To safely re-enable Score (LilyPond) on Wikimedia wikis, we developed Shellbox, a way to run shell commands in a remote, isolated container. This is (hopefully) a stronger level of isolation than we previously had with firejail, since it's relying on Linux containers and Kubernetes to do the isolation. At the same time, this helps us in moving towards running MediaWiki on Kubernetes, as we don't want to include all these external commands inside the MediaWiki container. For the most part, any new shelling out to external commands needs to be done via Shellbox.

A lot of the design and rationale behind Shellbox is captured in the RfC: <https://phabricator.wikimedia.org/T260330>.

In Wikimedia production, so far Score, Timeline, SyntaxHighlight and Wikidata constraint regex checking are all using Shellbox. Details about that and links to dashboards are available at <https://wikitech.wikimedia.org/wiki/Shellbox>. The main things that are left are media-handling code that extracts metadata: DjVu, PdfHandler and PagedTiffHandler, which is tracked at <https://phabricator.wikimedia.org/T289228>, and videoscaling (TimedMediaHandler).

Some work has to be done in MediaWiki to make code compatible with Shellbox, specifically switching to "BoxedCommand", which now has its own documentation page: <https://www.mediawiki.org/wiki/Manual:BoxedCommand>. BoxedCommand works transparently whether you have a separate Shellbox service set up or not. This is the preferred way to write new shellouts going forward, though Shell::command() isn't officially deprecated yet.
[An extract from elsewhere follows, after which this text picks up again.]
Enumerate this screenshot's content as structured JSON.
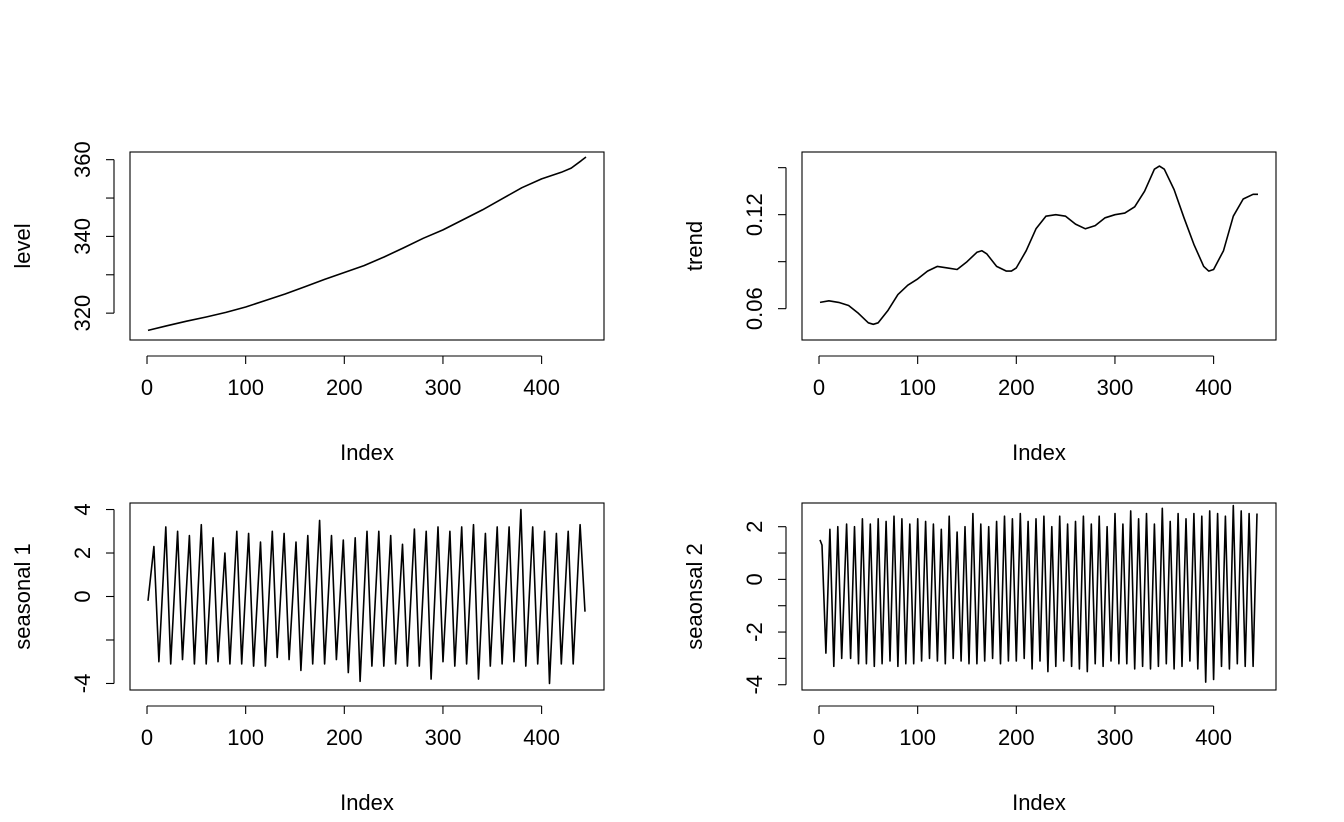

So far all shellouts that are used in Wikimedia production have already been converted except for TimedMediaHandler.

Looking forward, I think this also gives us a lot of flexibility in using more external commands in the future. First, we're less tied to whatever OS version MediaWiki is running on, as long as it can be built/shipped in a container, we can use it. And secondly, it's probably OK if external commands aren't super well behaved (e.g. use too much memory) since they're no longer sharing the same resources as an appserver (this shouldn't be interpreted as a free pass for super inefficient stuff of course).

I tried to keep this summary short, and am intending to write a longer blog post that explains some more history in detail. But if you have any questions or something isn't clear, please ask!